When they boarded the "around the mountain" car, they were delighted to find Oisette Mary sitting beside her mother in one of the front seats. Her hair was braided extra tight and her cheeks shone with soap; otherwise she was her placid little self.

The Dudley children were in high spirits and they raced through the car to get seats near their chum. "We are to study with our eyes and ears to-day and not from books. Can't you come along with us?"

Finally Madame Tremblent was appealed to.

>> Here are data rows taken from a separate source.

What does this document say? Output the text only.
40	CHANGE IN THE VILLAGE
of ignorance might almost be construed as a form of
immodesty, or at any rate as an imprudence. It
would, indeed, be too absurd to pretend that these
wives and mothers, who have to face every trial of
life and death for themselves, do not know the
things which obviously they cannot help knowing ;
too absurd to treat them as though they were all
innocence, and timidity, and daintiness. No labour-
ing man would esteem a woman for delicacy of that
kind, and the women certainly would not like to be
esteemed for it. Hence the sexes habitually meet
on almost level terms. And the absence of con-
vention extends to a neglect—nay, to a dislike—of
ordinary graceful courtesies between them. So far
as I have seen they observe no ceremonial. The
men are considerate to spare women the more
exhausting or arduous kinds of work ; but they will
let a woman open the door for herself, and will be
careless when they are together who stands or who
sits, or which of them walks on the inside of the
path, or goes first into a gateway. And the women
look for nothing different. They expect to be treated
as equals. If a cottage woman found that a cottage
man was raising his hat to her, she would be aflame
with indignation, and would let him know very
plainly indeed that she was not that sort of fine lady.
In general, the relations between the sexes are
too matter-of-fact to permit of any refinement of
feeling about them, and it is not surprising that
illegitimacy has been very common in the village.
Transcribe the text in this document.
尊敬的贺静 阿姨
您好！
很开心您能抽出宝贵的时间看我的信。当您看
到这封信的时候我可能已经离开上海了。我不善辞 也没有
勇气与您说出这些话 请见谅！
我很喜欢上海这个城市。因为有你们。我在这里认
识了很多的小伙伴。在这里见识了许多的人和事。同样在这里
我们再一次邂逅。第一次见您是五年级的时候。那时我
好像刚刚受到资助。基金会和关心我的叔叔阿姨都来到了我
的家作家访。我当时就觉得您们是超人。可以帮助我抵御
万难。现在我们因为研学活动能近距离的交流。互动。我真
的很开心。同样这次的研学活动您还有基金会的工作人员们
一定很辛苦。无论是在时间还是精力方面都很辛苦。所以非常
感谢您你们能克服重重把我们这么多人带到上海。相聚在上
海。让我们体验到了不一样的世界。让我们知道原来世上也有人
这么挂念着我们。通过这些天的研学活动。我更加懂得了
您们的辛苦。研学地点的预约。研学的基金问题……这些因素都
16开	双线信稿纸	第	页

She was on her way for a morning's shopping and she always went to The Bon Marche, kept by The Dupuis Freres, where all the clerks were French, and all the signs read in that language; she was armed with a long list of necessities for her growing family, and as Oisette was sadly in need of a hat she had been commanded to escort her parent thither.

When they reached the Mount Royal station, where every one must transfer east or west, Miss Anstruther, gathering from the look of appeal in the little French girl's eyes that she really would like to join the sight-seers, said to the mother, in her soft French accent, "If Madame would trust her little girl to me, I would select the hat at Goodwears Departmental, as we have a message there to change some boots for George; and I recently purchased these sailor hats the children are now wearing in their millinery department. She could wear the new hat home and I would have the heavy one sent out on the noon delivery." Oisette was wearing a purple felt hat adorned with a green bow and the day was warm.

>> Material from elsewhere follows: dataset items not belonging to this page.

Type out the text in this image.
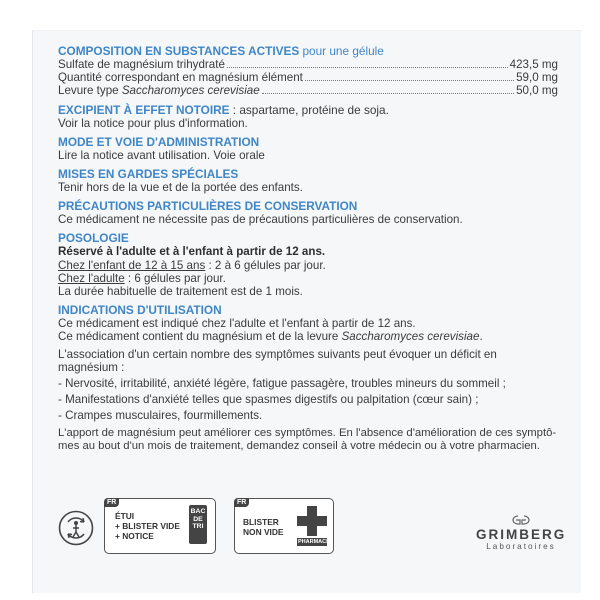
COMPOSITION EN SUBSTANCES ACTIVES pour une gélule
Sulfate de magnésium trihydraté	423,5 mg
Quantité correspondant en magnésium élément	59,0 mg
Levure type Saccharomyces cerevisiae	50,0 mg
EXCIPIENT À EFFET NOTOIRE : aspartame, protéine de soja.

Voir la notice pour plus d'information.

MODE ET VOIE D'ADMINISTRATION

Lire la notice avant utilisation. Voie orale

MISES EN GARDES SPÉCIALES

Tenir hors de la vue et de la portée des enfants.

PRÉCAUTIONS PARTICULIÈRES DE CONSERVATION

Ce médicament ne nécessite pas de précautions particulières de conservation.

POSOLOGIE

Réservé à l'adulte et à l'enfant à partir de 12 ans.

Chez l'enfant de 12 à 15 ans : 2 à 6 gélules par jour.

Chez l'adulte : 6 gélules par jour.

La durée habituelle de traitement est de 1 mois.

INDICATIONS D'UTILISATION

Ce médicament est indiqué chez l'adulte et l'enfant à partir de 12 ans.

Ce médicament contient du magnésium et de la levure Saccharomyces cerevisiae.

L'association d'un certain nombre des symptômes suivants peut évoquer un déficit en
magnésium :

- Nervosité, irritabilité, anxiété légère, fatigue passagère, troubles mineurs du sommeil ;

- Manifestations d'anxiété telles que spasmes digestifs ou palpitation (cœur sain) ;

- Crampes musculaires, fourmillements.

L'apport de magnésium peut améliorer ces symptômes. En l'absence d'amélioration de ces symptô-
mes au bout d'un mois de traitement, demandez conseil à votre médecin ou à votre pharmacien.

FR
ÉTUI
+ BLISTER VIDE
+ NOTICE
BAC
DE
TRI
FR
BLISTER
NON VIDE
PHARMACIE	GRIMBERG
Laboratoires
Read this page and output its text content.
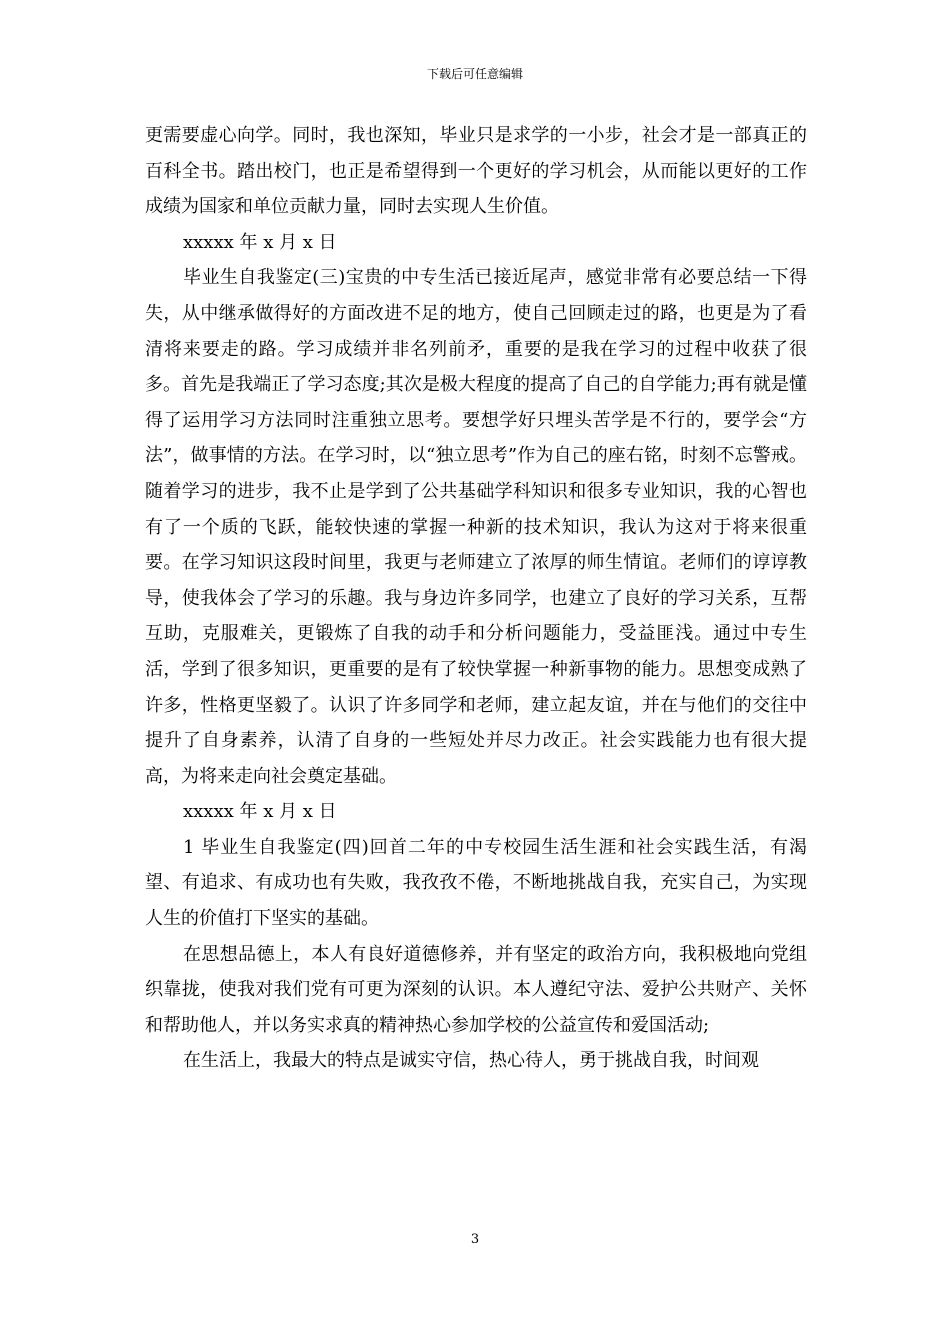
下载后可任意编辑

更需要虚心向学。同时，我也深知，毕业只是求学的一小步，社会才是一部真正的百科全书。踏出校门，也正是希望得到一个更好的学习机会，从而能以更好的工作成绩为国家和单位贡献力量，同时去实现人生价值。

xxxxx 年 x 月 x 日

毕业生自我鉴定(三)宝贵的中专生活已接近尾声，感觉非常有必要总结一下得失，从中继承做得好的方面改进不足的地方，使自己回顾走过的路，也更是为了看清将来要走的路。学习成绩并非名列前矛，重要的是我在学习的过程中收获了很多。首先是我端正了学习态度;其次是极大程度的提高了自己的自学能力;再有就是懂得了运用学习方法同时注重独立思考。要想学好只埋头苦学是不行的，要学会“方法”，做事情的方法。在学习时，以“独立思考”作为自己的座右铭，时刻不忘警戒。随着学习的进步，我不止是学到了公共基础学科知识和很多专业知识，我的心智也有了一个质的飞跃，能较快速的掌握一种新的技术知识，我认为这对于将来很重要。在学习知识这段时间里，我更与老师建立了浓厚的师生情谊。老师们的谆谆教导，使我体会了学习的乐趣。我与身边许多同学，也建立了良好的学习关系，互帮互助，克服难关，更锻炼了自我的动手和分析问题能力，受益匪浅。通过中专生活，学到了很多知识，更重要的是有了较快掌握一种新事物的能力。思想变成熟了许多，性格更坚毅了。认识了许多同学和老师，建立起友谊，并在与他们的交往中提升了自身素养，认清了自身的一些短处并尽力改正。社会实践能力也有很大提高，为将来走向社会奠定基础。

xxxxx 年 x 月 x 日

1 毕业生自我鉴定(四)回首二年的中专校园生活生涯和社会实践生活，有渴望、有追求、有成功也有失败，我孜孜不倦，不断地挑战自我，充实自己，为实现人生的价值打下坚实的基础。

在思想品德上，本人有良好道德修养，并有坚定的政治方向，我积极地向党组织靠拢，使我对我们党有可更为深刻的认识。本人遵纪守法、爱护公共财产、关怀和帮助他人，并以务实求真的精神热心参加学校的公益宣传和爱国活动;

在生活上，我最大的特点是诚实守信，热心待人，勇于挑战自我，时间观

3
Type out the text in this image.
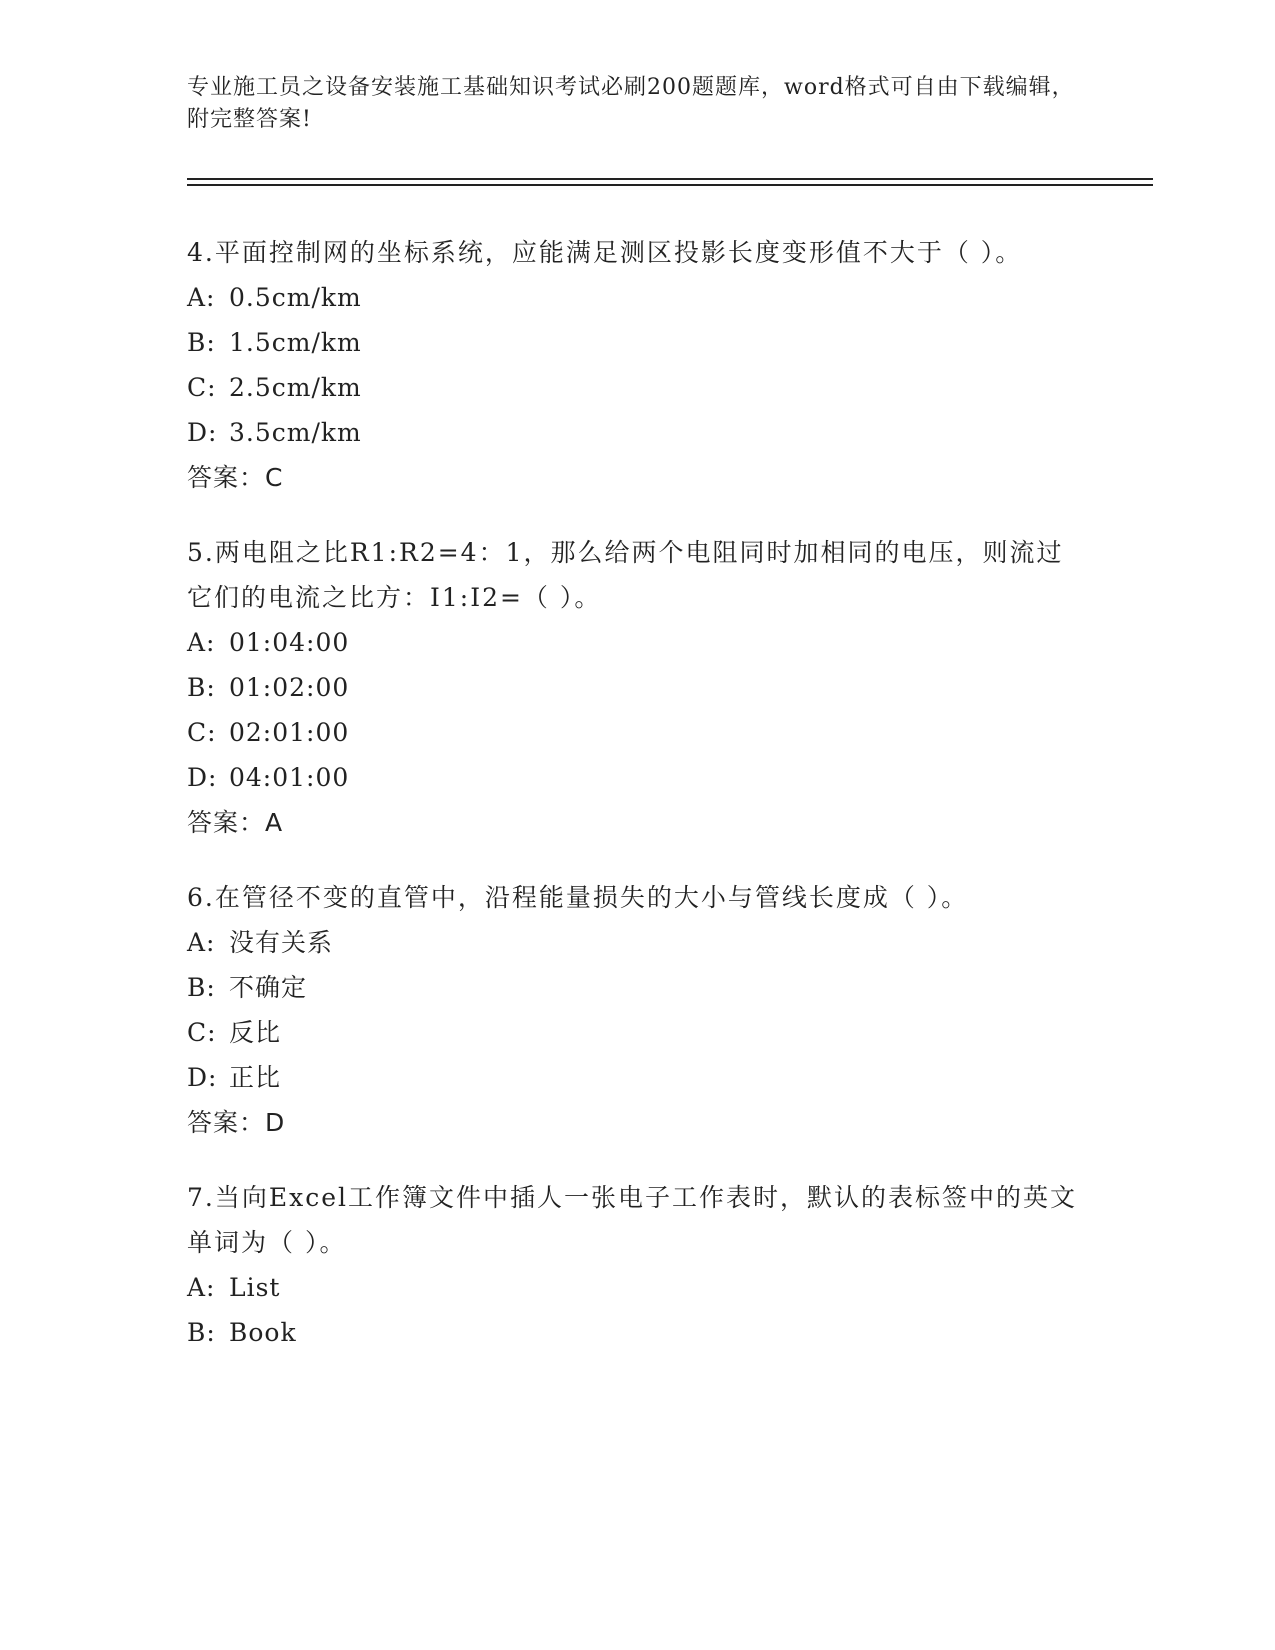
专业施工员之设备安装施工基础知识考试必刷200题题库，word格式可自由下载编辑，附完整答案!
4.平面控制网的坐标系统，应能满足测区投影长度变形值不大于（ ）。
A: 0.5cm/km
B: 1.5cm/km
C: 2.5cm/km
D: 3.5cm/km
答案：C
5.两电阻之比R1:R2=4：1，那么给两个电阻同时加相同的电压，则流过它们的电流之比方：I1:I2=（ ）。
A: 01:04:00
B: 01:02:00
C: 02:01:00
D: 04:01:00
答案：A
6.在管径不变的直管中，沿程能量损失的大小与管线长度成（ ）。
A: 没有关系
B: 不确定
C: 反比
D: 正比
答案：D
7.当向Excel工作簿文件中插人一张电子工作表时，默认的表标签中的英文单词为（ ）。
A: List
B: Book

Now, Madame Tremblent had herself longed to shop just once in the English part of the city, but the thought of going alone, lest she should not find persons who talked French, had prevented her from doing so. It came to her that if she let Oisette go just once in such good company, why, in a week or so the child could be her mother's guide and she would see for herself all the wonderful things she had heard her neighbors discuss as they walked home from mass each Sunday. So she drew from her petticoat pocket a huge wallet and thrusting a bill in Miss Anstruther's hand burst into a volley of French directed to her offspring to be attentive, to take care and not to be too late in returning home. Just then the tram for the east end appeared around the curve, and Madame was gone before the surprised governess could make any reply. The children tried to say it all over again—"Soyez exact chez moi," "Prenez garde and bon jour."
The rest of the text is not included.